The old saw is that amateurs study tactics while experts study logistics. Thus, Kennedy underscores US logistical power because without that understanding, one can get lost in the minutia of a battle and miss the broader picture. In this Kennedy is not alone. He notes how Churchill was aware, or at least later claimed to be aware, on December 8, 1941, that “Hitler’s fate was sealed” while the Japanese “would be ground to powder” because they had unleashed American power (325). This reviewer thinks of Michael Hodgson’s concept of the Great Western Transmutation, when the West created a social power that, from 1800 onward, permitted it to dominate the globe. The West did so by establishing, if you will, the “rules of the game” of industrialization, governance, empire, and the like. Thus, Europeans could be foolish, dumb, less courageous, or deficient in any number of ways compared to other peoples yet were establishing the broad movements which would allow them to do much better, overall, than their opponents.

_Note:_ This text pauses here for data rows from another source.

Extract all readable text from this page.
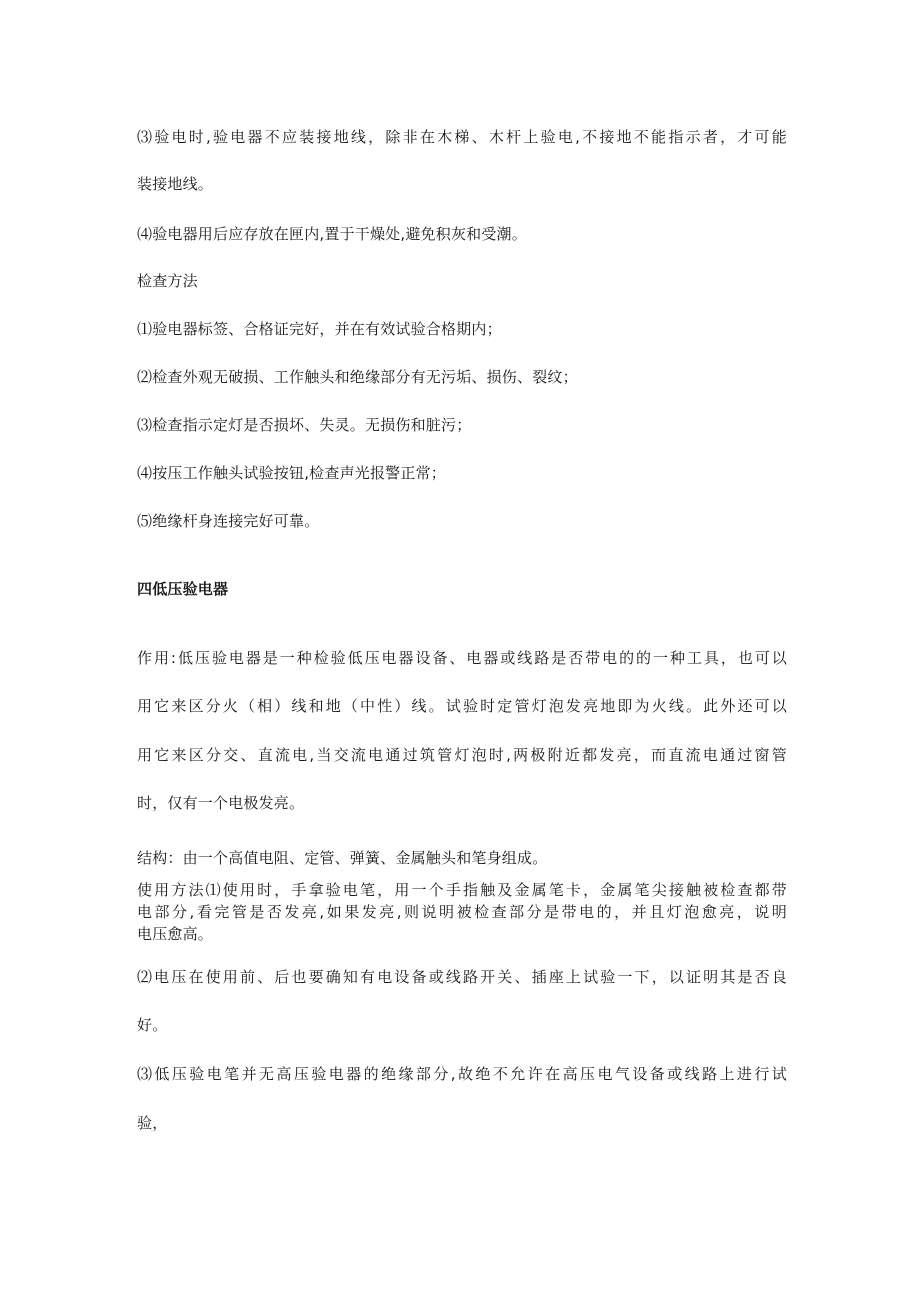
⑶验电时,验电器不应装接地线，除非在木梯、木杆上验电,不接地不能指示者，才可能
装接地线。
⑷验电器用后应存放在匣内,置于干燥处,避免积灰和受潮。
检查方法
⑴验电器标签、合格证完好，并在有效试验合格期内；
⑵检查外观无破损、工作触头和绝缘部分有无污垢、损伤、裂纹；
⑶检查指示定灯是否损坏、失灵。无损伤和脏污；
⑷按压工作触头试验按钮,检查声光报警正常；
⑸绝缘杆身连接完好可靠。
四低压验电器
作用:低压验电器是一种检验低压电器设备、电器或线路是否带电的的一种工具，也可以
用它来区分火（相）线和地（中性）线。试验时定管灯泡发亮地即为火线。此外还可以
用它来区分交、直流电,当交流电通过筑管灯泡时,两极附近都发亮，而直流电通过窗管
时，仅有一个电极发亮。
结构：由一个高值电阻、定管、弹簧、金属触头和笔身组成。
使用方法⑴使用时，手拿验电笔，用一个手指触及金属笔卡，金属笔尖接触被检查都带
电部分,看完管是否发亮,如果发亮,则说明被检查部分是带电的，并且灯泡愈亮，说明
电压愈高。
⑵电压在使用前、后也要确知有电设备或线路开关、插座上试验一下，以证明其是否良
好。
⑶低压验电笔并无高压验电器的绝缘部分,故绝不允许在高压电气设备或线路上进行试
验，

To put it another way, they created a system where the window of opportunity expanded for Europeans, even the dumb ones, and rapidly narrowed for non-Europeans, even the most brilliant and brave. There is something akin to that in what Kennedy charts as he does not argue that production capacity could overcome capricious leadership, cowardice, or lack of strategic thought. Yet the productive power of the United States, once unleashed, rapidly closed the Axis window of opportunity to the point at which continued resistance was near folly.

Kennedy’s expansive work provides a wonderful strategic overview of the naval conflicts during the Second World War. It is also an analysis, utilizing the navy as an exemplar, of the shift in global fortunes and global power. In doing so Kennedy balances his analytical argument against the narratives of heroism and acts of sacrifice in each of the world’s oceans. This balance is necessary to prove his thesis without losing sight of the humanity of those he covers. As he notes at the close of his book, the brave merchantmen attacked by a German U-boat in the Atlantic or sailors on a destroyer off Okinawa in the Pacific would have gotten cold comfort from the knowledge “that the broad sweep of history was going their way. And yet it was” (435).

Dr. Rob H. Clemm

Dr. Clemm is an associate professor at the Global College of Professional Military Education, Air University.